Nach dieser Aktion und Verhörung am darauffolgenden Vormittag der ganzen Familie war nichts mehr. Die Obduktion hat dann das ergeben tagsdrauf, was jeder schon wußte.
Und - wir - waren alleine. Jeder von uns und ganz besonders Georg hätte psychische Betreuung nötig gehabt.
Seither weiß ich wie schwierig es ist mit so was umzugehen. Es wird einem das Leben lang verfolgen.
Die Reaktionen der Familienangehörigen ist verschieden. Wut auf den Verstorbenen lösen sich ab mit Trauer und Schuldsuche bei sich selbst.
Das sind Phasen, die eine Familie schwer belasten. Das geht vermutlich Jahre lang so.
Verstehen kann einem eigentlich nur jemand, der selber so was schon mal mitgemacht hat.

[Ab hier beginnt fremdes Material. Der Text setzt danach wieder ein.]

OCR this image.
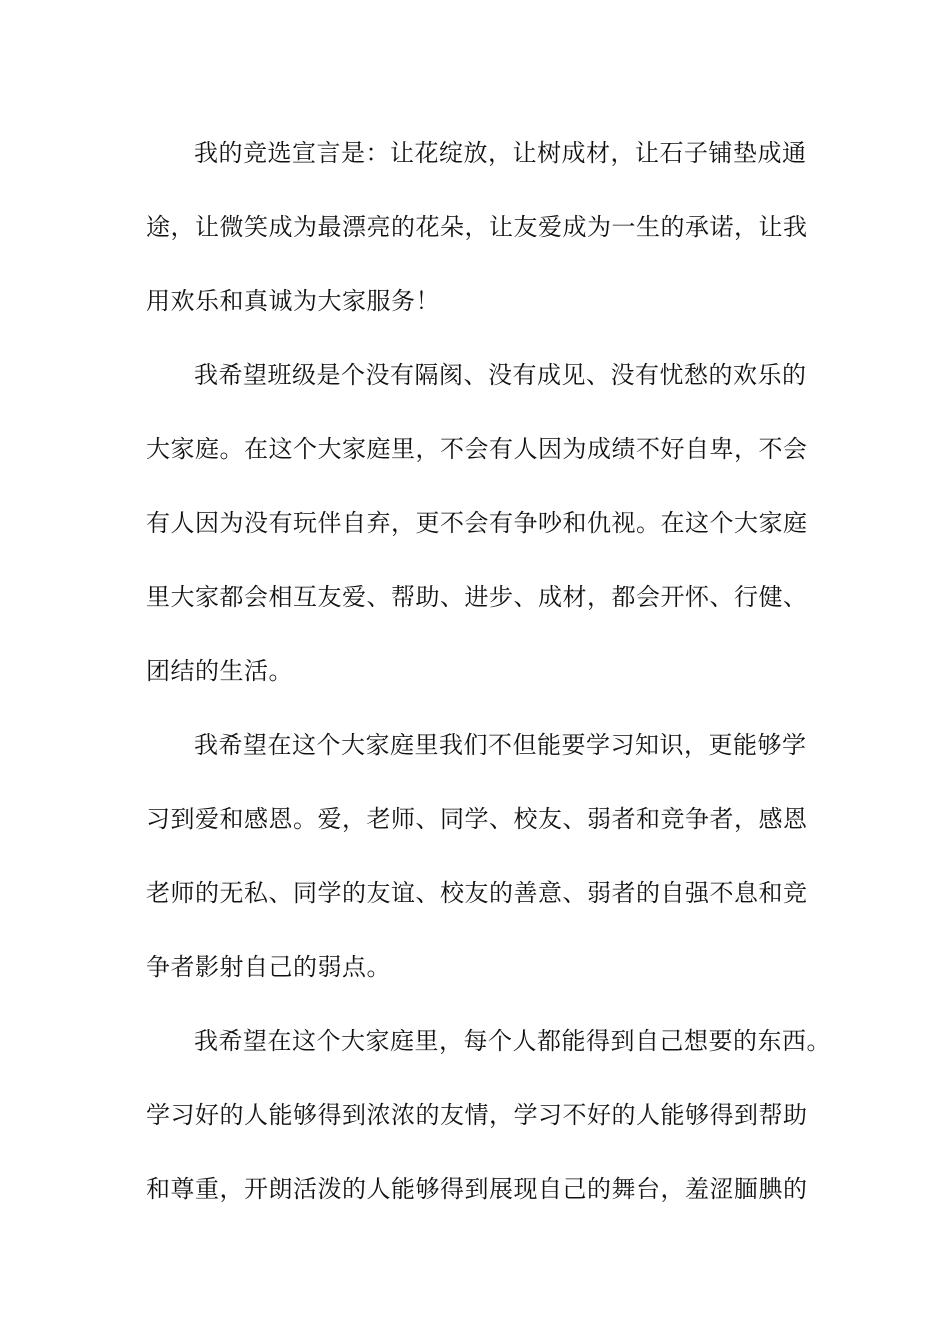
我的竞选宣言是：让花绽放，让树成材，让石子铺垫成通
途，让微笑成为最漂亮的花朵，让友爱成为一生的承诺，让我
用欢乐和真诚为大家服务！
我希望班级是个没有隔阂、没有成见、没有忧愁的欢乐的
大家庭。在这个大家庭里，不会有人因为成绩不好自卑，不会
有人因为没有玩伴自弃，更不会有争吵和仇视。在这个大家庭
里大家都会相互友爱、帮助、进步、成材，都会开怀、行健、
团结的生活。
我希望在这个大家庭里我们不但能要学习知识，更能够学
习到爱和感恩。爱，老师、同学、校友、弱者和竞争者，感恩
老师的无私、同学的友谊、校友的善意、弱者的自强不息和竞
争者影射自己的弱点。
我希望在这个大家庭里，每个人都能得到自己想要的东西。
学习好的人能够得到浓浓的友情，学习不好的人能够得到帮助
和尊重，开朗活泼的人能够得到展现自己的舞台，羞涩腼腆的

Wenn man selber, so wie einige hier ja schon beschrieben haben, die Depression kennenlernt, die einem in die Tiefe zieht, dann kann man vielleicht auch mehr den Verstorbenen verstehen.
Da ist es vielleicht auch unentscheidend, welche existenzielle Not, welcher Druck aus der Umgebung oder was auch immer ihn dahin geführt hat, diesen Schritt zu gehen. Entscheidend ist, dass er in einer Phase des "Alleinseins" (und allein kann man auch unter vielen sein - die Leute können sich dann auch nicht wirklich öffnen) keinen Sinn mehr am Leben sieht.
Aber kann denn die Nachwelt dafür?
Die, welche hier bleiben, die sind es doch, die mit der Situation dann leben müssen!